Kathleen B. Mooney is an American scientist, currently the Louis S. Peery and Janet B. Peery Presidential Endowed Chair in Nursing and Distinguished Professor of Nursing at the University of Utah. She is one of two co-leaders of the Cancer Control and Population Sciences Program at the Huntsman Cancer Institute. Her research focuses on palliative care symptom management for cancer patients and their family caregivers, clinical cancer outcomes, and technology aided interventions and telehealth.

==Education & Career==
Mooney received a Bachelor of Science in Nursing from the University of San Francisco and a Master of Nursing from the University of Washington, followed by a Doctorate of Philosophy in Health Education from the University of Utah. In May 2013, Mooney was promoted to the rank of distinguished professor in the College of Nursing at the University of Utah. Along with Susan Beck, Mooney created Symptom Care at Home (SCH), an automated, telephone-based system for monitoring symptoms of patients and their family caregivers SCH tracks symptom trends and immediately provides customized advice to patient and caregivers, while simultaneously sending reports to healthcare providers when symptoms exceed specified severity thresholds or have increased for a preset number of consecutive days, with the goal of managing symptoms before they come too severe to control easily.

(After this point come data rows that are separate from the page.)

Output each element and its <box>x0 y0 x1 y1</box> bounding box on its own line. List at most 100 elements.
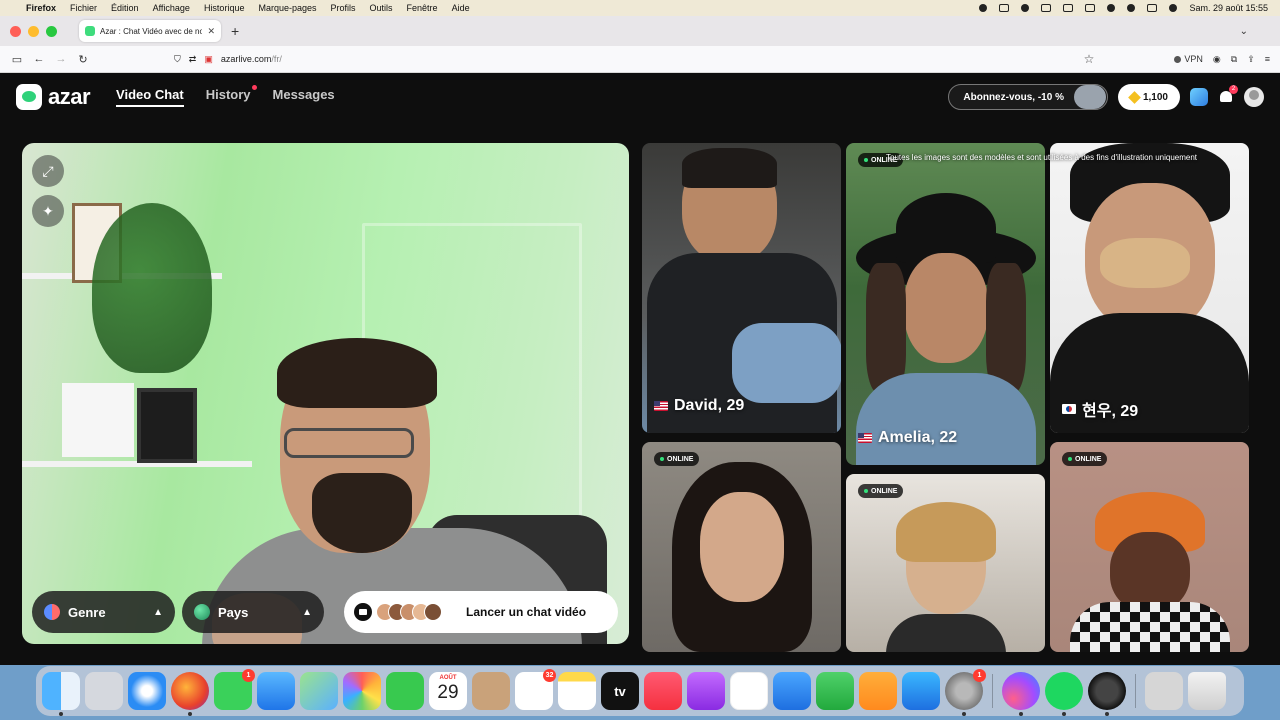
nav-messages[interactable]: Messages <box>273 87 335 107</box>
pages-icon[interactable] <box>859 672 897 710</box>
nav-history[interactable]: History <box>206 85 257 107</box>
battery-icon[interactable] <box>1085 4 1096 12</box>
camera-preview: ⤢ ✦ Genre ▲ Pays ▲ Lancer un chat vidéo <box>22 143 629 644</box>
menu-hamburger-icon[interactable]: ≡ <box>1265 54 1270 64</box>
mail-icon[interactable] <box>257 672 295 710</box>
menu-aide[interactable]: Aide <box>452 3 470 13</box>
facetime-icon[interactable] <box>386 672 424 710</box>
wifi-icon[interactable] <box>1107 4 1116 12</box>
profile-card-amelia[interactable]: ONLINE Amelia, 22 <box>846 143 1045 465</box>
finder-icon[interactable] <box>42 672 80 716</box>
address-bar[interactable]: ⛉ ⇄ ▣ azarlive.com/fr/ <box>174 54 282 65</box>
messenger-icon[interactable] <box>1002 672 1040 716</box>
photos-icon[interactable] <box>343 672 381 710</box>
minimize-window-button[interactable] <box>28 25 39 37</box>
start-video-chat-button[interactable]: Lancer un chat vidéo <box>344 591 618 633</box>
numbers-icon[interactable] <box>816 672 854 710</box>
person-hair <box>277 338 437 408</box>
profile-card-hyunwoo[interactable]: 현우, 29 <box>1050 143 1249 433</box>
window-icon[interactable] <box>1041 4 1052 12</box>
close-window-button[interactable] <box>10 25 21 37</box>
shop-icon[interactable] <box>1190 88 1208 106</box>
profile-avatar[interactable] <box>1244 87 1264 107</box>
tab-list-chevron-icon[interactable]: ⌄ <box>1240 26 1248 37</box>
siri-icon[interactable] <box>1169 4 1178 12</box>
keynote-icon[interactable] <box>773 672 811 710</box>
spotify-icon[interactable] <box>1045 672 1083 716</box>
subscribe-button[interactable]: Abonnez-vous, -10 % <box>948 84 1108 110</box>
tracking-shield-icon[interactable]: ⛉ <box>174 54 181 65</box>
menu-clock[interactable]: Sam. 29 août 15:55 <box>1189 3 1268 13</box>
expand-icon[interactable]: ⤢ <box>32 155 64 187</box>
menu-fenetre[interactable]: Fenêtre <box>407 3 438 13</box>
running-indicator <box>59 712 63 716</box>
menu-app-firefox[interactable]: Firefox <box>26 3 56 13</box>
app-store-icon[interactable] <box>902 672 940 710</box>
coins-value: 1,100 <box>1142 91 1168 103</box>
browser-toolbar: ▭ ← → ↻ ⛉ ⇄ ▣ azarlive.com/fr/ ☆ VPN ◉ ⧉… <box>0 46 1280 73</box>
contacts-icon[interactable] <box>472 672 510 710</box>
profile-card-david[interactable]: David, 29 <box>642 143 841 433</box>
sidebar-toggle-icon[interactable]: ▭ <box>6 53 28 66</box>
apple-tv-icon[interactable]: tv <box>601 672 639 710</box>
back-button[interactable]: ← <box>28 53 50 65</box>
menu-profils[interactable]: Profils <box>331 3 356 13</box>
azar-logo[interactable]: azar <box>16 84 91 110</box>
launchpad-icon[interactable] <box>85 672 123 710</box>
settings-badge: 1 <box>973 669 986 682</box>
menu-edition[interactable]: Édition <box>111 3 139 13</box>
maps-icon[interactable] <box>300 672 338 710</box>
coins-balance-button[interactable]: 1,100 <box>1117 84 1180 110</box>
control-center-extra-icon[interactable] <box>1021 4 1030 12</box>
news-icon[interactable] <box>730 672 768 710</box>
search-icon[interactable] <box>1127 4 1136 12</box>
new-tab-button[interactable]: + <box>231 23 239 39</box>
downloads-stack-icon[interactable] <box>1145 672 1183 710</box>
pays-label: Pays <box>218 604 249 620</box>
keyboard-input-icon[interactable] <box>1063 4 1074 12</box>
firefox-icon[interactable] <box>171 672 209 716</box>
menu-historique[interactable]: Historique <box>204 3 245 13</box>
permissions-icon[interactable]: ⇄ <box>189 54 197 65</box>
control-center-icon[interactable] <box>1147 4 1158 12</box>
tab-close-icon[interactable]: ✕ <box>207 26 215 37</box>
podcasts-icon[interactable] <box>687 672 725 710</box>
zoom-window-button[interactable] <box>46 25 57 37</box>
extensions-icon[interactable]: ⧉ <box>1231 54 1237 65</box>
calendar-icon[interactable]: AOÛT 29 <box>429 672 467 710</box>
safari-icon[interactable] <box>128 672 166 710</box>
menu-marque-pages[interactable]: Marque-pages <box>258 3 316 13</box>
bell-icon[interactable]: 2 <box>1218 85 1238 105</box>
notes-icon[interactable] <box>558 672 596 710</box>
camera-permission-icon[interactable]: ▣ <box>204 54 213 65</box>
menu-fichier[interactable]: Fichier <box>70 3 97 13</box>
nav-video-chat[interactable]: Video Chat <box>116 87 184 107</box>
messages-icon[interactable]: 1 <box>214 669 255 710</box>
vpn-button[interactable]: VPN <box>1174 54 1203 64</box>
url-text[interactable]: azarlive.com/fr/ <box>221 54 282 64</box>
genre-filter-button[interactable]: Genre ▲ <box>32 591 175 633</box>
bookmark-star-icon[interactable]: ☆ <box>1084 52 1095 66</box>
menu-affichage[interactable]: Affichage <box>153 3 190 13</box>
magic-wand-icon[interactable]: ✦ <box>32 195 64 227</box>
system-settings-icon[interactable]: 1 <box>945 669 986 716</box>
microphone-icon[interactable] <box>979 4 988 12</box>
us-flag-icon <box>858 433 872 443</box>
profile-card-online-3[interactable]: ONLINE <box>1050 442 1249 652</box>
reminders-icon[interactable]: 32 <box>515 669 556 710</box>
forward-button[interactable]: → <box>50 53 72 65</box>
obs-icon[interactable] <box>1088 672 1126 716</box>
screen-record-icon[interactable] <box>999 4 1010 12</box>
pays-filter-button[interactable]: Pays ▲ <box>182 591 324 633</box>
account-icon[interactable]: ◉ <box>1213 54 1221 65</box>
music-icon[interactable] <box>644 672 682 710</box>
browser-tab-azar[interactable]: Azar : Chat Vidéo avec de nouve ✕ <box>79 20 221 42</box>
trash-icon[interactable] <box>1188 672 1226 710</box>
bell-badge: 2 <box>1229 85 1238 94</box>
profile-card-online-2[interactable]: ONLINE <box>846 474 1045 652</box>
profile-card-online-1[interactable]: ONLINE <box>642 442 841 652</box>
reload-button[interactable]: ↻ <box>72 53 94 66</box>
share-icon[interactable]: ⇪ <box>1247 54 1255 65</box>
running-indicator <box>1105 712 1109 716</box>
menu-outils[interactable]: Outils <box>370 3 393 13</box>
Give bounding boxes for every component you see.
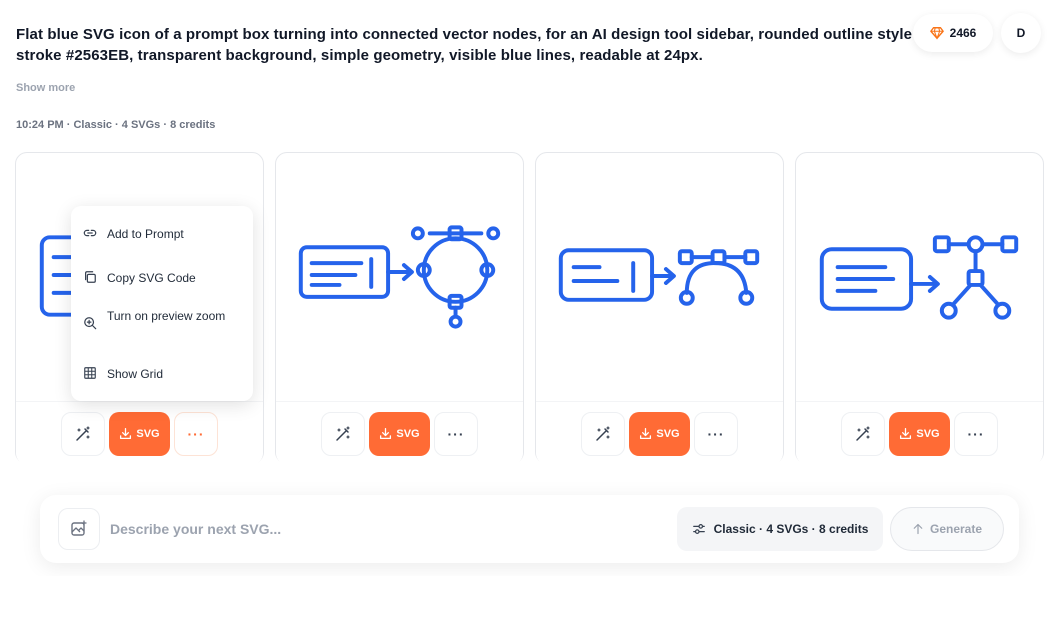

In 2016, Mooney met with Vice President Joe Biden as part of his Cancer Breakthroughs 2020 listening tour.

Mooney is the recipient of numerous awards, including appointment as an American Cancer Society Professor of Oncology Nursing, both the Distinguished Service Award and Distinguished Researcher Award from the Oncology Nursing Society, and the Pioneer Award from the Utah Hospice Organization.